On Nov 22, 8:45 pm, "William Bruce" wrote:
I've just bought a TomTom GPS for my car with preloaded road maps of the US
and Canada. My question: Will it work in my 172 at 3,000 to 5,000 feet,
showing the roads below, etc?


I have tried Tomtom (on Dell AXIM) on an airplane and it doesn't work.
It will get a fix of your position, and you can watch yourself fly
across roads, lakes and rivers. But you can't ask it to navigate
anywhere. In order to compute a route, you have to stand still for a
while (for long routes this could take a couple of minutes). In the
very least you should stay on one road while it is computing. Since
you are obviously not doing any of this while flying, the program will
never finish computing the route. My screen just said "computing
route" with a progress bar for a very long time. When it seemed like
it was getting close to the end, it would start all over again, and
the cycle never stopped. My guess is by the time it computed a route,
we were far from that position and an entirely new route had to be
computed. This may also have something to do with the processing
speed of the Dell AXIM. However, even if you ran this on a faster
platform, it might still be constantly recomputing a new route because
you are obviously not following any of its suggested routes.

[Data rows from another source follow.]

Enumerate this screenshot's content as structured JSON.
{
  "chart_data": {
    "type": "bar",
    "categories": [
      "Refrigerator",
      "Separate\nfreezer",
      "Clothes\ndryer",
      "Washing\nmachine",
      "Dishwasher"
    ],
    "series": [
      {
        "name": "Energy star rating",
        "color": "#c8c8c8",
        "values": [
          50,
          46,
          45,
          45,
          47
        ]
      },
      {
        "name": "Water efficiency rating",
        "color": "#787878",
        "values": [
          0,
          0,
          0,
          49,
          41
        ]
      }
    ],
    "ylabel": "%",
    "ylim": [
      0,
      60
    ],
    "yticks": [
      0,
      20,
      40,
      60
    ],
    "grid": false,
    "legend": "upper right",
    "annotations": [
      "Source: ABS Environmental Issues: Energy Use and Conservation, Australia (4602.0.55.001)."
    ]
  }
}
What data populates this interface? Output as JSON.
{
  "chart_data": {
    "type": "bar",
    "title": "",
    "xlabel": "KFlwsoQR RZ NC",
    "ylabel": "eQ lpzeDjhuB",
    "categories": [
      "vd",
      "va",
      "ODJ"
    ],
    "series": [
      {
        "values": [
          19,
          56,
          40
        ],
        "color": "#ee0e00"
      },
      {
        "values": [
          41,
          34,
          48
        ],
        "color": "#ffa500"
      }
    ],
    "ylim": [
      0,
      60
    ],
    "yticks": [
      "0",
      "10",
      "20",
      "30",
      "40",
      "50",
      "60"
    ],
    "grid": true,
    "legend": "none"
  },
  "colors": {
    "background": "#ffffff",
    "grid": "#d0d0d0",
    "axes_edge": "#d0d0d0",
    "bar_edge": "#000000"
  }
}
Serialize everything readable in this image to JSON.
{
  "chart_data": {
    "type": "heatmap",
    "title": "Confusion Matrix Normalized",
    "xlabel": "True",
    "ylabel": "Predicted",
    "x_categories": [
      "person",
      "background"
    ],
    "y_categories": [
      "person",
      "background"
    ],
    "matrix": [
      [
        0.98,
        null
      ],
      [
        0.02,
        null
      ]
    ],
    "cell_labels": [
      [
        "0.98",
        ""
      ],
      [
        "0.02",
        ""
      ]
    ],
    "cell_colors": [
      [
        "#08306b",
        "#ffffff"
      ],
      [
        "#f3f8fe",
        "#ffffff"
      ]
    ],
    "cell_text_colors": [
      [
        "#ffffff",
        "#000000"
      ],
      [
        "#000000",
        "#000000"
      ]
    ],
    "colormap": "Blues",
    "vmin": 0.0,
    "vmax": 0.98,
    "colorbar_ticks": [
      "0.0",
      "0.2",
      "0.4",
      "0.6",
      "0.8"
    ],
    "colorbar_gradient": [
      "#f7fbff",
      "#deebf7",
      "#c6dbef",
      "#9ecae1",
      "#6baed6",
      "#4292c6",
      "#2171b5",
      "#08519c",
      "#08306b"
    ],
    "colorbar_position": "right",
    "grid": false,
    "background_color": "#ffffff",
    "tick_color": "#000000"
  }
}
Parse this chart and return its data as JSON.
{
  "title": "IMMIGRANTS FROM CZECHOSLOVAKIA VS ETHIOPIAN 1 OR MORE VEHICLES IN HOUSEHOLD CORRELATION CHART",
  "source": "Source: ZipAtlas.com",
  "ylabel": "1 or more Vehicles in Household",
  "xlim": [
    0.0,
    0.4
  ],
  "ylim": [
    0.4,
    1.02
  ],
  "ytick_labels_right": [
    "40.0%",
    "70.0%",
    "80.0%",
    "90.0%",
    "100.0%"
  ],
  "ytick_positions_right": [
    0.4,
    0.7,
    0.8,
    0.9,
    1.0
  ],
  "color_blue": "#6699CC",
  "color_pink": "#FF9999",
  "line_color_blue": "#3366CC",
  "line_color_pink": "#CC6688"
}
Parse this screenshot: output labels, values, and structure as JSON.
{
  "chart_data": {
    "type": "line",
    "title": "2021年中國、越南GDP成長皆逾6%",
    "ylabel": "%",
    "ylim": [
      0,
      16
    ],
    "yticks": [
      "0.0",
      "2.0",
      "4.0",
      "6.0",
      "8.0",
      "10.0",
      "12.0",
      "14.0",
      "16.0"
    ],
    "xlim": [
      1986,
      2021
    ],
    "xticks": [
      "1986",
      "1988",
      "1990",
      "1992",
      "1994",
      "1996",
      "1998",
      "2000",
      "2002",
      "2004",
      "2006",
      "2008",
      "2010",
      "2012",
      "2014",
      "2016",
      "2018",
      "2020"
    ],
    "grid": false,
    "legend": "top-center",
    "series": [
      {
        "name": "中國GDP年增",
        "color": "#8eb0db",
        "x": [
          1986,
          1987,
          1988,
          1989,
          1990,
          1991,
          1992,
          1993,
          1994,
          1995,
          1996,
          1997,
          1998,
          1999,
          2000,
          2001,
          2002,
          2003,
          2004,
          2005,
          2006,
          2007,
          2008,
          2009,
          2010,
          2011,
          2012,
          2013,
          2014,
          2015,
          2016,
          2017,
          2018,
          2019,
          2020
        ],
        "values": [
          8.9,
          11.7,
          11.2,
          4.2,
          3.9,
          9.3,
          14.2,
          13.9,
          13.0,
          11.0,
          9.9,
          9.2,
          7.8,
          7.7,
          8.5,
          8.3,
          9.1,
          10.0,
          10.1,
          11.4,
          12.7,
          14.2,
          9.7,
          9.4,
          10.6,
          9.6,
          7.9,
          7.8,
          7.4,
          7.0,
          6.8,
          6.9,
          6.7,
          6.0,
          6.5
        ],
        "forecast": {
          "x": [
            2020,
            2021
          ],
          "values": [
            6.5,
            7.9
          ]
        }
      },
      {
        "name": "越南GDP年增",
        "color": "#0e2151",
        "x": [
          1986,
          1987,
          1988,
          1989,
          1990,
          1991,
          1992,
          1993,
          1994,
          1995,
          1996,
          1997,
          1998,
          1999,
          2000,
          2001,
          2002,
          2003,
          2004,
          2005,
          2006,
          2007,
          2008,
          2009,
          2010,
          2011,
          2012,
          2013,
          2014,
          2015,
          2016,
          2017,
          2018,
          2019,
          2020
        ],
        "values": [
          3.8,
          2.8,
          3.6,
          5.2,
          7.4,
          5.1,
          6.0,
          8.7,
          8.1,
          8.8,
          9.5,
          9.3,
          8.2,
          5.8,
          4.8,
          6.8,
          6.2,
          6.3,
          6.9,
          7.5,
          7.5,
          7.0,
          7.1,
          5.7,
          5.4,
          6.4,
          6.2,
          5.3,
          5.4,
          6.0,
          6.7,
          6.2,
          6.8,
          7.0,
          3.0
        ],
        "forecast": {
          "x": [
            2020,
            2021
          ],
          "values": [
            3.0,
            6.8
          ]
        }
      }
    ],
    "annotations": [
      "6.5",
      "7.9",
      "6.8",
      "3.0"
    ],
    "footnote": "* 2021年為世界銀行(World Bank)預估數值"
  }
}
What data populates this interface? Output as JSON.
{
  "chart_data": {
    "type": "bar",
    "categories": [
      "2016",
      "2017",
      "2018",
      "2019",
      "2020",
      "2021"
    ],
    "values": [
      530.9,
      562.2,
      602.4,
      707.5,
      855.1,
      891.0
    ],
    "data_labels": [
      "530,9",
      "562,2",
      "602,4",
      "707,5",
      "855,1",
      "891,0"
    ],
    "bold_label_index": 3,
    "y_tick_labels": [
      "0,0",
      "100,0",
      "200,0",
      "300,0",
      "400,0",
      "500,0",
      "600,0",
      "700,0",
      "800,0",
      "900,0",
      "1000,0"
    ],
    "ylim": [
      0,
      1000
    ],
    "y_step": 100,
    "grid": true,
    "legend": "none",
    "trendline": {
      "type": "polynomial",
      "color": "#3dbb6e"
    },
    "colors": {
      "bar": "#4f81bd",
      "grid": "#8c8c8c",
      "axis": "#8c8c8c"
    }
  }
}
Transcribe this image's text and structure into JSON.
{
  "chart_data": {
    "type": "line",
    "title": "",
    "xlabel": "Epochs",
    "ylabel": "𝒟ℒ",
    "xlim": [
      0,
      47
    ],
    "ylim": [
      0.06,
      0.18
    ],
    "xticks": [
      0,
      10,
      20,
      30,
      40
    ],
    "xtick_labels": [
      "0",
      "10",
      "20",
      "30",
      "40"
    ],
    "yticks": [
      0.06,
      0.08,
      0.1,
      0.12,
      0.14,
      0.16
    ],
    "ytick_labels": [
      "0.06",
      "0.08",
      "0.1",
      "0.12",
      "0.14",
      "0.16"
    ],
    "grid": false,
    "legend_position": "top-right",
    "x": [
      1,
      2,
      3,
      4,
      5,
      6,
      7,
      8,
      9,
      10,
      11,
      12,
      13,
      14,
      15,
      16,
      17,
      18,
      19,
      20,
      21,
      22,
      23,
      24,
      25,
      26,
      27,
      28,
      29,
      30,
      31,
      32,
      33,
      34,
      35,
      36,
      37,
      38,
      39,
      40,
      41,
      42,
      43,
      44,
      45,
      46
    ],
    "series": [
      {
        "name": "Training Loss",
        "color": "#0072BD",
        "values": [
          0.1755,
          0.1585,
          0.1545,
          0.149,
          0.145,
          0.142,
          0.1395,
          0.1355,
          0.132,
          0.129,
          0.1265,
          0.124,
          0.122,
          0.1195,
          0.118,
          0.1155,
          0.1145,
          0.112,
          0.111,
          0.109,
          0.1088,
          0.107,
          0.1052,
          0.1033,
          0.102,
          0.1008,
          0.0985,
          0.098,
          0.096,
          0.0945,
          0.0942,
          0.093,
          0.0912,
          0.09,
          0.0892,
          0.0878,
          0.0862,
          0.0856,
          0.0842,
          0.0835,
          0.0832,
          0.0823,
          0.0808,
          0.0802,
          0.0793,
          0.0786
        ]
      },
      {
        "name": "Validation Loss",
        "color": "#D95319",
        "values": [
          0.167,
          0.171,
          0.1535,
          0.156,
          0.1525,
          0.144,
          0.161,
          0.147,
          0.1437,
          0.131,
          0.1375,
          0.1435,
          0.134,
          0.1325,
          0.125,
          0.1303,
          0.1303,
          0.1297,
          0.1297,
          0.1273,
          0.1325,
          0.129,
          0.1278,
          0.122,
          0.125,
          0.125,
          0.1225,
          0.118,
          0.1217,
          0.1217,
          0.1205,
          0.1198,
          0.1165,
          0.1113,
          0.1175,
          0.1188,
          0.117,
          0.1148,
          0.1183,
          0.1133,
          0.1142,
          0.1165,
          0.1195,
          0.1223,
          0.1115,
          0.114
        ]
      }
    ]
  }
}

One
possibility is to fly over a highway in a sparse area, and it may be
fooled into thinking that you are actually on that road. But that
might also be hard to do because it is quite sensitive to your
position. If it thinks you are off the road, it is going to start
recomputing again. It was fun trying it, but I can't see how this can
be made to work.

If you really need to find a street while flying, the best approach is
to insert the lat/lon co-ordinates into a regular GPS.